Affirmed in part; reversed and remanded in part.

__________________

1The effective dates of the policy were June 22, 2005, to June 22, 2006.

2The undisputed evidence established that, although Haim’s name was left off the policy, he paid the premium and the mortgage on the subject property.

3There was confusion as to whether the Iferganes were living together on the date of the hurricane because Haim testified at his first EUO that he was living alone at the Property on the date of the hurricane, and later filed an affidavit asserting that he was living elsewhere with Alexandra on that date.

4Under the terms of the policy, coverage was available to Haim as the spouse of the named insured if, at the time of the loss, he was “a resident of the same household.”

5Citizens’ motion for rehearing also was denied.

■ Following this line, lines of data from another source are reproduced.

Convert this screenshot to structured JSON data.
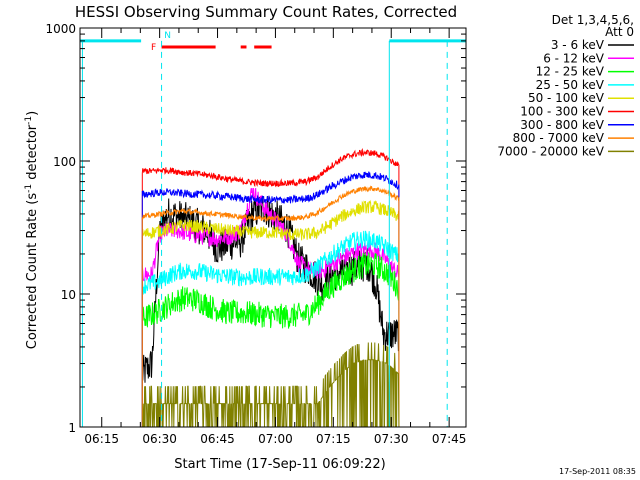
{
  "chart_data": {
    "type": "line",
    "title": "HESSI Observing Summary Count Rates, Corrected",
    "xlabel": "Start Time (17-Sep-11 06:09:22)",
    "ylabel": "Corrected Count Rate (s⁻¹ detector⁻¹)",
    "ylabel_parts": {
      "pre": "Corrected Count Rate (s",
      "sup1": "-1",
      "mid": " detector",
      "sup2": "-1",
      "post": ")"
    },
    "y_scale": "log",
    "ylim": [
      1,
      1000
    ],
    "xlim_minutes": [
      369.37,
      469.37
    ],
    "x_ticks": [
      {
        "label": "06:15",
        "min": 375
      },
      {
        "label": "06:30",
        "min": 390
      },
      {
        "label": "06:45",
        "min": 405
      },
      {
        "label": "07:00",
        "min": 420
      },
      {
        "label": "07:15",
        "min": 435
      },
      {
        "label": "07:30",
        "min": 450
      },
      {
        "label": "07:45",
        "min": 465
      }
    ],
    "y_ticks": [
      {
        "label": "1",
        "value": 1
      },
      {
        "label": "10",
        "value": 10
      },
      {
        "label": "100",
        "value": 100
      },
      {
        "label": "1000",
        "value": 1000
      }
    ],
    "legend": {
      "placement": "right",
      "header_line1": "Det 1,3,4,5,6,",
      "header_line2": "Att 0"
    },
    "footer_date": "17-Sep-2011 08:35",
    "data_span_minutes": [
      385.5,
      452.0
    ],
    "series": [
      {
        "name": "3 - 6 keV",
        "color": "#000000",
        "noise": 0.14,
        "x": [
          385.5,
          388,
          390,
          392,
          395,
          398,
          402,
          405,
          408,
          411,
          414,
          417,
          420,
          423,
          426,
          429,
          432,
          435,
          438,
          441,
          444,
          446,
          448,
          450,
          452
        ],
        "y": [
          2.5,
          3.0,
          30,
          40,
          38,
          35,
          30,
          22,
          24,
          25,
          40,
          45,
          38,
          32,
          18,
          15,
          12,
          14,
          15,
          16,
          17,
          12,
          5,
          5,
          5
        ]
      },
      {
        "name": "6 - 12 keV",
        "color": "#ff00ff",
        "noise": 0.07,
        "x": [
          385.5,
          388,
          390,
          392,
          395,
          398,
          402,
          405,
          408,
          411,
          414,
          417,
          420,
          423,
          426,
          429,
          432,
          435,
          438,
          441,
          444,
          446,
          448,
          450,
          452
        ],
        "y": [
          14,
          14,
          28,
          30,
          30,
          28,
          27,
          26,
          27,
          30,
          60,
          45,
          36,
          28,
          17,
          15,
          15,
          17,
          19,
          21,
          22,
          21,
          19,
          16,
          14
        ]
      },
      {
        "name": "12 - 25 keV",
        "color": "#00ff00",
        "noise": 0.1,
        "x": [
          385.5,
          388,
          390,
          393,
          396,
          400,
          404,
          408,
          412,
          416,
          420,
          424,
          428,
          431,
          434,
          437,
          440,
          443,
          446,
          449,
          452
        ],
        "y": [
          6.5,
          7,
          7.5,
          8.5,
          9.3,
          9.0,
          7.8,
          7.2,
          7.2,
          7.0,
          6.8,
          6.8,
          7.0,
          8.5,
          11,
          13,
          15,
          16.5,
          16.5,
          14.5,
          11
        ]
      },
      {
        "name": "25 - 50 keV",
        "color": "#00ffff",
        "noise": 0.07,
        "x": [
          385.5,
          388,
          390,
          393,
          396,
          400,
          404,
          408,
          412,
          416,
          420,
          424,
          428,
          431,
          434,
          437,
          440,
          443,
          446,
          449,
          452
        ],
        "y": [
          11.5,
          12,
          12.5,
          14,
          15,
          14.8,
          14,
          13.5,
          13.3,
          13.5,
          13.5,
          13.5,
          14,
          16,
          19,
          22,
          25,
          26,
          25,
          22,
          19
        ]
      },
      {
        "name": "50 - 100 keV",
        "color": "#e0e000",
        "noise": 0.05,
        "x": [
          385.5,
          388,
          390,
          393,
          396,
          400,
          404,
          408,
          412,
          416,
          420,
          424,
          428,
          431,
          434,
          437,
          440,
          443,
          446,
          449,
          452
        ],
        "y": [
          28,
          29,
          30,
          31,
          33,
          32,
          31,
          30,
          29,
          29,
          29,
          28,
          28,
          29,
          33,
          38,
          42,
          45,
          45,
          42,
          38
        ]
      },
      {
        "name": "100 - 300 keV",
        "color": "#ff0000",
        "noise": 0.025,
        "x": [
          385.5,
          388,
          390,
          393,
          396,
          400,
          404,
          408,
          412,
          416,
          420,
          424,
          428,
          431,
          434,
          437,
          440,
          443,
          446,
          449,
          452
        ],
        "y": [
          84,
          84,
          85,
          85,
          82,
          80,
          77,
          73,
          70,
          68,
          68,
          68,
          70,
          76,
          90,
          103,
          112,
          116,
          114,
          105,
          92
        ]
      },
      {
        "name": "300 - 800 keV",
        "color": "#0000ff",
        "noise": 0.03,
        "x": [
          385.5,
          388,
          390,
          393,
          396,
          400,
          404,
          408,
          412,
          416,
          420,
          424,
          428,
          431,
          434,
          437,
          440,
          443,
          446,
          449,
          452
        ],
        "y": [
          56,
          57,
          58,
          58,
          57,
          56,
          55,
          54,
          52,
          51,
          51,
          51,
          52,
          56,
          63,
          70,
          76,
          79,
          78,
          73,
          65
        ]
      },
      {
        "name": "800 - 7000 keV",
        "color": "#ff8000",
        "noise": 0.02,
        "x": [
          385.5,
          388,
          390,
          393,
          396,
          400,
          404,
          408,
          412,
          416,
          420,
          424,
          428,
          431,
          434,
          437,
          440,
          443,
          446,
          449,
          452
        ],
        "y": [
          38,
          39,
          40,
          41,
          42,
          41,
          40,
          39,
          38,
          37,
          37,
          37,
          38,
          41,
          47,
          54,
          59,
          62,
          62,
          58,
          52
        ]
      },
      {
        "name": "7000 - 20000 keV",
        "color": "#808000",
        "noise": 0.0,
        "x": [
          385.5,
          388,
          390,
          393,
          396,
          400,
          404,
          408,
          412,
          416,
          420,
          424,
          428,
          431,
          434,
          437,
          440,
          443,
          446,
          449,
          452
        ],
        "y": [
          1.5,
          1.5,
          1.5,
          1.5,
          1.5,
          1.5,
          1.5,
          1.5,
          1.5,
          1.5,
          1.5,
          1.5,
          1.5,
          1.5,
          2.0,
          2.5,
          3.0,
          3.2,
          3.2,
          3.0,
          2.5
        ]
      }
    ],
    "flags": {
      "night_label": "N",
      "flare_label": "F",
      "night_intervals": [
        [
          369.37,
          385.2
        ],
        [
          449.5,
          469.37
        ]
      ],
      "night_marks": [
        390.5,
        464.5
      ],
      "flare_segments": [
        [
          390.5,
          404.5
        ],
        [
          411.0,
          412.5
        ],
        [
          414.5,
          419.0
        ]
      ],
      "flag_level": 800,
      "flare_level": 720,
      "night_color": "#00e5ee",
      "flare_color": "#ff0000"
    },
    "vertical_lines": [
      {
        "x": 370.0,
        "style": "solid",
        "color": "#00e5ee"
      },
      {
        "x": 390.5,
        "style": "dashed",
        "color": "#00e5ee"
      },
      {
        "x": 449.5,
        "style": "solid",
        "color": "#00e5ee"
      },
      {
        "x": 464.5,
        "style": "dashed",
        "color": "#00e5ee"
      }
    ]
  }
}
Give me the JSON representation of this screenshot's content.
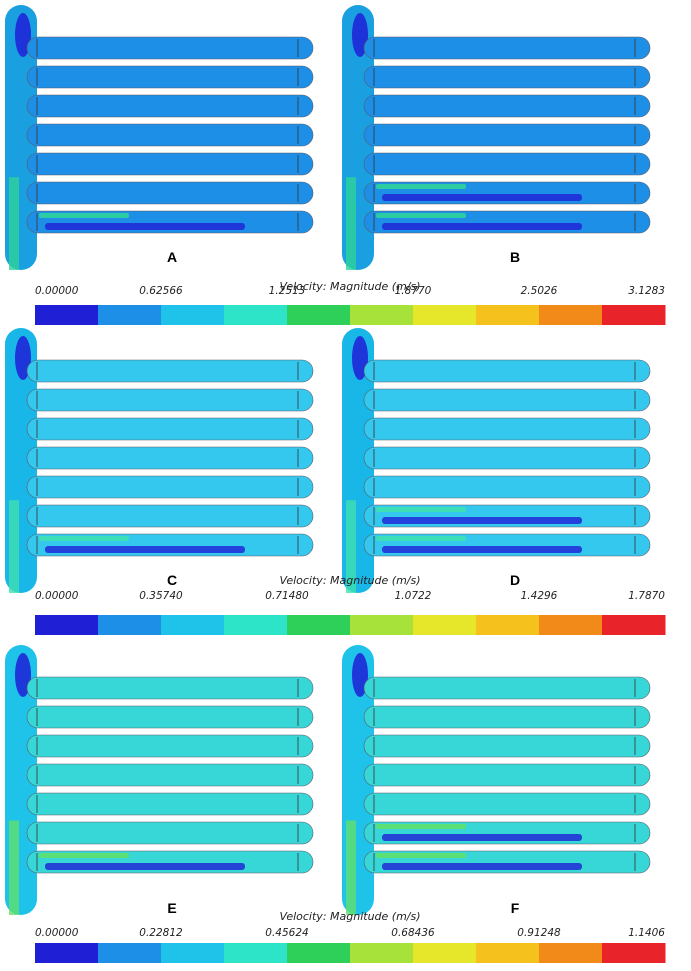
{
  "panels": [
    {
      "label": "A",
      "inlet_color": "#1aa0e0",
      "tube_color": "#1e8fe6",
      "accent": "#2dd39a"
    },
    {
      "label": "B",
      "inlet_color": "#1aa0e0",
      "tube_color": "#1e8fe6",
      "accent": "#2dd39a"
    },
    {
      "label": "C",
      "inlet_color": "#19b6e8",
      "tube_color": "#35c8ee",
      "accent": "#3fe0b0"
    },
    {
      "label": "D",
      "inlet_color": "#19b6e8",
      "tube_color": "#35c8ee",
      "accent": "#3fe0b0"
    },
    {
      "label": "E",
      "inlet_color": "#1fc3ea",
      "tube_color": "#37d7d8",
      "accent": "#5fe16a"
    },
    {
      "label": "F",
      "inlet_color": "#1fc3ea",
      "tube_color": "#37d7d8",
      "accent": "#5fe16a"
    }
  ],
  "legends": [
    {
      "title": "Velocity: Magnitude (m/s)",
      "ticks": [
        "0.00000",
        "0.62566",
        "1.2513",
        "1.8770",
        "2.5026",
        "3.1283"
      ]
    },
    {
      "title": "Velocity: Magnitude (m/s)",
      "ticks": [
        "0.00000",
        "0.35740",
        "0.71480",
        "1.0722",
        "1.4296",
        "1.7870"
      ]
    },
    {
      "title": "Velocity: Magnitude (m/s)",
      "ticks": [
        "0.00000",
        "0.22812",
        "0.45624",
        "0.68436",
        "0.91248",
        "1.1406"
      ]
    }
  ],
  "colormap": [
    "#1f1fd6",
    "#1e8fe6",
    "#1fc3ea",
    "#2de3c8",
    "#2fd05a",
    "#a6e23a",
    "#e6e62a",
    "#f5c21d",
    "#f28a1a",
    "#e8242a"
  ]
}
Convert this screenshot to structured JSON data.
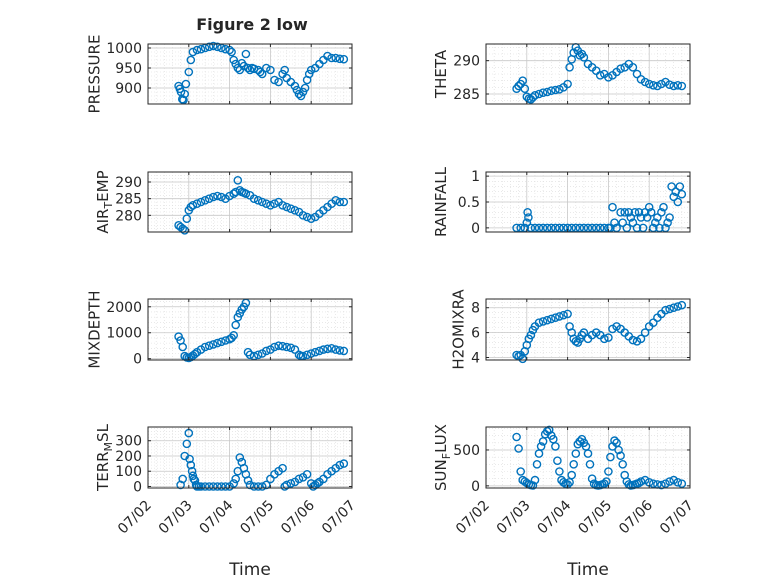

6Citizens argues that any consideration of the prior order granting summary judgment on the issue of the validity of the Assignment is beyond the four corners of its amended complaint. The trial court’s prior partial summary judgment order resolved the issue of the validity of the Assignment, and the court was not required to ignore its own prior ruling disposing of a claim Citizens merely reasserted in its amended complaint. See Brown v. Progressive Cas. Ins. Co, 392 So. 2d 358 (Fla. 4th DCA 1981).